A 2012 study conducted by the Connecticut Public Health Department found that about one third of Connecticut children in kindergarten and third grade were overweight or obese and about one out of every seven are obese.
“The CDC’s recent study highlights the need for more work to address childhood obesity in Connecticut, especially among high-risk groups such as low-income, black and Hispanic children,” Gerrish said.
This year, lawmakers passed legislation creating a 19-member task force to study the effects of obesity on children’s health. The group was to report back to the legislature’s Children’s Committee by Oct. 1. 2014.

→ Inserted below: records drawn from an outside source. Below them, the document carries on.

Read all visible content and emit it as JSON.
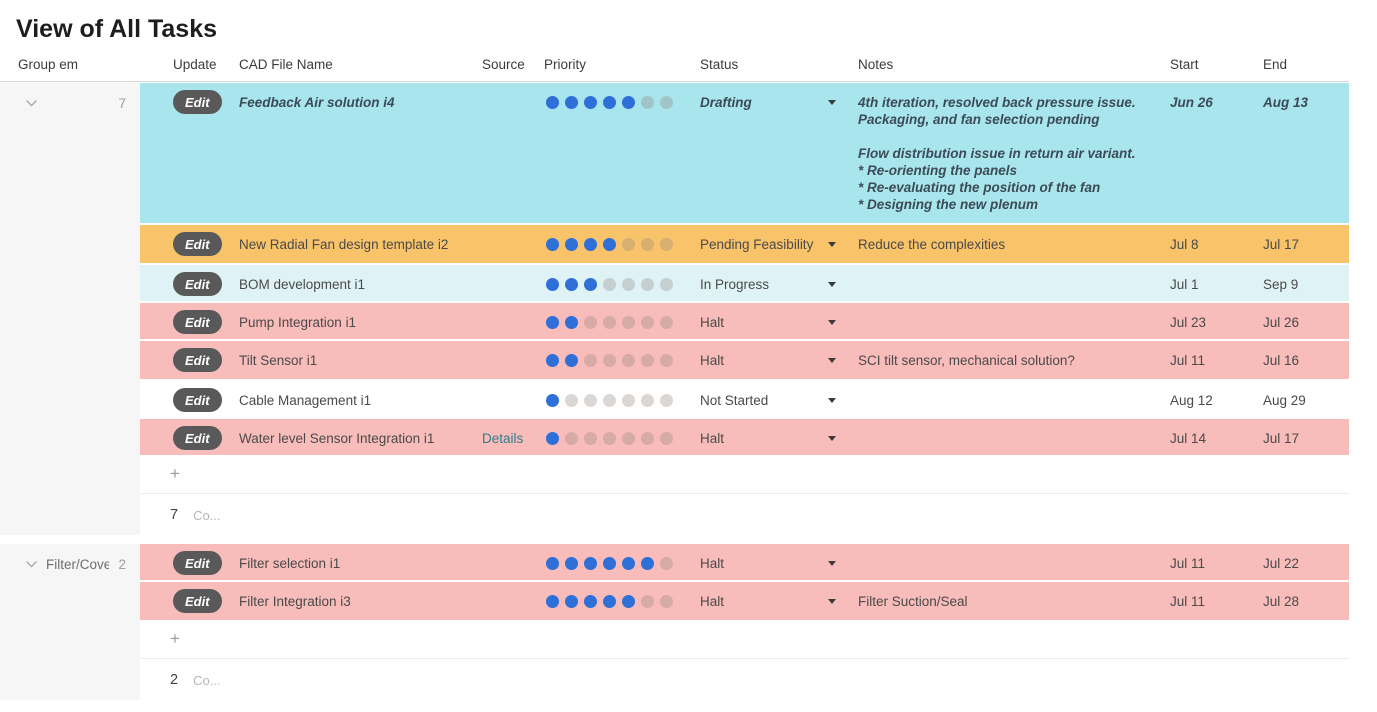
{
  "title": "View of All Tasks",
  "columns": {
    "group": "Group em",
    "update": "Update",
    "cad_file_name": "CAD File Name",
    "source": "Source",
    "priority": "Priority",
    "status": "Status",
    "notes": "Notes",
    "start": "Start",
    "end": "End"
  },
  "labels": {
    "edit": "Edit",
    "add_row": "+",
    "count_abbrev": "Co...",
    "priority_max": 7
  },
  "colors": {
    "row_cyan": "#a8e5ec",
    "row_orange": "#f9c36a",
    "row_lightblue": "#dff3f6",
    "row_pink": "#f8bcba",
    "row_white": "#ffffff",
    "dot_filled": "#2e6fd8",
    "edit_button_bg": "#595959",
    "details_link": "#2e7d8c",
    "group_column_bg": "#f6f6f6"
  },
  "groups": [
    {
      "name": "",
      "count": "7",
      "footer_count": "7",
      "rows": [
        {
          "cad_file_name": "Feedback Air solution i4",
          "source_link": "",
          "priority": 5,
          "status": "Drafting",
          "notes": "4th iteration, resolved back pressure issue.\nPackaging, and fan selection pending\n\nFlow distribution issue in return air variant.\n  * Re-orienting the panels\n  * Re-evaluating the position of the fan\n  * Designing the new plenum",
          "start": "Jun 26",
          "end": "Aug 13",
          "row_color": "row_cyan",
          "emphasis": true
        },
        {
          "cad_file_name": "New Radial Fan design template i2",
          "source_link": "",
          "priority": 4,
          "status": "Pending Feasibility",
          "notes": "Reduce the complexities",
          "start": "Jul 8",
          "end": "Jul 17",
          "row_color": "row_orange",
          "emphasis": false
        },
        {
          "cad_file_name": "BOM development i1",
          "source_link": "",
          "priority": 3,
          "status": "In Progress",
          "notes": "",
          "start": "Jul 1",
          "end": "Sep 9",
          "row_color": "row_lightblue",
          "emphasis": false
        },
        {
          "cad_file_name": "Pump Integration i1",
          "source_link": "",
          "priority": 2,
          "status": "Halt",
          "notes": "",
          "start": "Jul 23",
          "end": "Jul 26",
          "row_color": "row_pink",
          "emphasis": false
        },
        {
          "cad_file_name": "Tilt Sensor i1",
          "source_link": "",
          "priority": 2,
          "status": "Halt",
          "notes": "SCI tilt sensor, mechanical solution?",
          "start": "Jul 11",
          "end": "Jul 16",
          "row_color": "row_pink",
          "emphasis": false
        },
        {
          "cad_file_name": "Cable Management i1",
          "source_link": "",
          "priority": 1,
          "status": "Not Started",
          "notes": "",
          "start": "Aug 12",
          "end": "Aug 29",
          "row_color": "row_white",
          "emphasis": false
        },
        {
          "cad_file_name": "Water level Sensor Integration i1",
          "source_link": "Details",
          "priority": 1,
          "status": "Halt",
          "notes": "",
          "start": "Jul 14",
          "end": "Jul 17",
          "row_color": "row_pink",
          "emphasis": false
        }
      ]
    },
    {
      "name": "Filter/Cover",
      "count": "2",
      "footer_count": "2",
      "rows": [
        {
          "cad_file_name": "Filter selection i1",
          "source_link": "",
          "priority": 6,
          "status": "Halt",
          "notes": "",
          "start": "Jul 11",
          "end": "Jul 22",
          "row_color": "row_pink",
          "emphasis": false
        },
        {
          "cad_file_name": "Filter Integration i3",
          "source_link": "",
          "priority": 5,
          "status": "Halt",
          "notes": "Filter Suction/Seal",
          "start": "Jul 11",
          "end": "Jul 28",
          "row_color": "row_pink",
          "emphasis": false
        }
      ]
    }
  ]
}
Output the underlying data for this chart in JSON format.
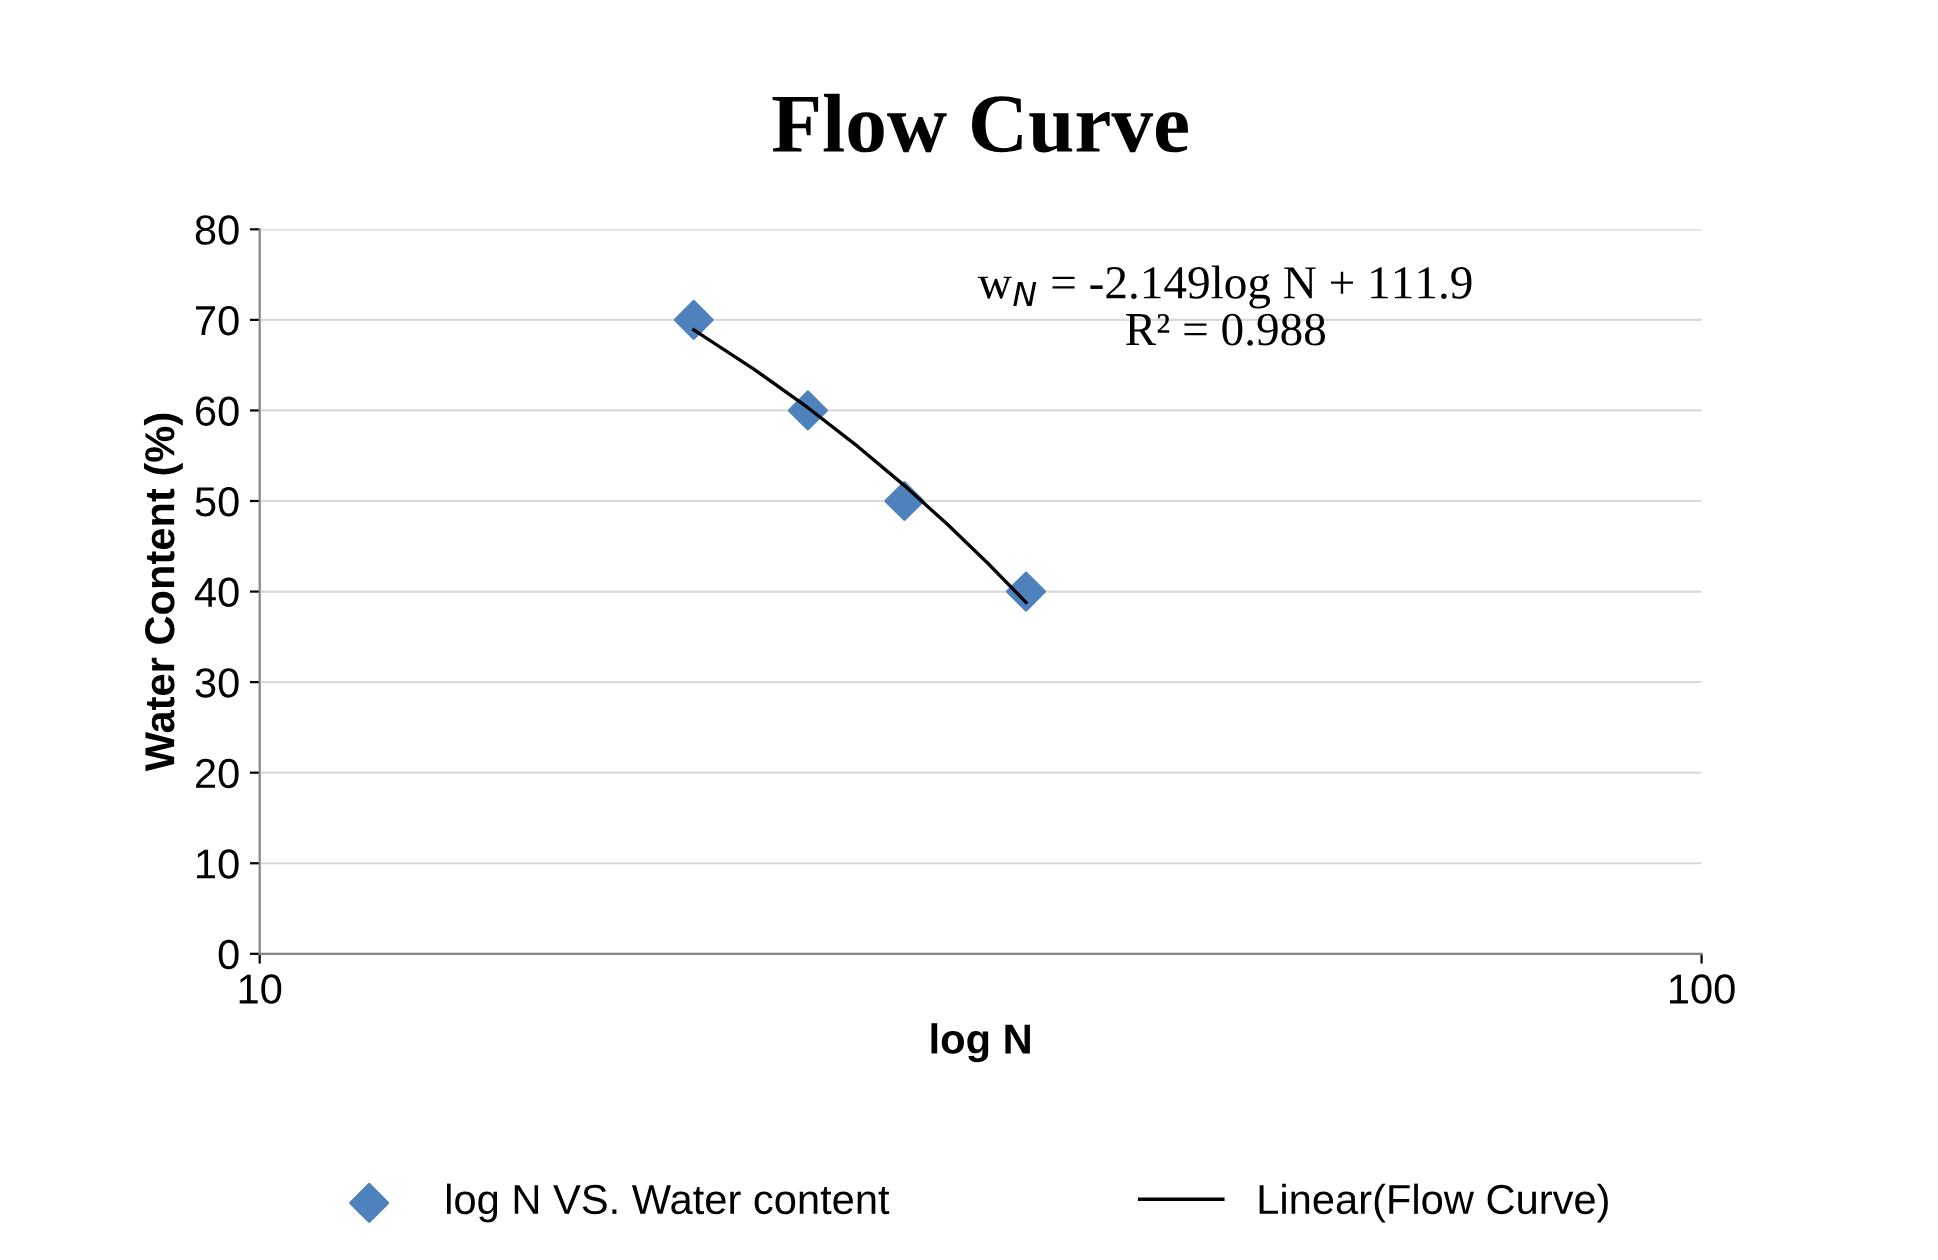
{
  "chart_data": {
    "type": "scatter",
    "title": "Flow Curve",
    "xlabel": "log N",
    "ylabel": "Water Content (%)",
    "log": "x",
    "xlim": [
      10,
      100
    ],
    "xticks": [
      10,
      100
    ],
    "ylim": [
      0,
      80
    ],
    "yticks": [
      0,
      10,
      20,
      30,
      40,
      50,
      60,
      70,
      80
    ],
    "grid": "y",
    "legend": "bottom",
    "series": [
      {
        "name": "log N VS. Water content",
        "color": "#4f81bd",
        "marker": "diamond",
        "x": [
          20,
          24,
          28,
          34
        ],
        "values": [
          70,
          60,
          50,
          40
        ]
      },
      {
        "name": "Linear(Flow Curve)",
        "type": "line",
        "color": "#000000",
        "line_style": "solid",
        "x": [
          20,
          22,
          24,
          26,
          28,
          30,
          32,
          34
        ],
        "values": [
          68.9,
          64.6,
          60.3,
          56.0,
          51.7,
          47.4,
          43.1,
          38.8
        ]
      }
    ],
    "annotations": [
      {
        "text": "w$_{N}$ = -2.149log N + 111.9\nR² = 0.988"
      }
    ]
  }
}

The bill also prevents school employees from denying children an opportunity to participate in physical activity as a form of discipline. Further, the opposite is true as school employees are prevented from forcing students to participate in physical activity for disciplinary reasons. By Oct. 1, 2013, local school boards will have to adopt a policy that defines how they will carry out this provision of the law.
From 2001 to 2012, lawmakers debated no less than 121 pieces of legislation that address the root causes of childhood obesity, such as poor diet or lack of physical activity. One of the most notable pieces of legislation came in 2006 when the legislature banned soda and other sugary drinks from school cafeterias.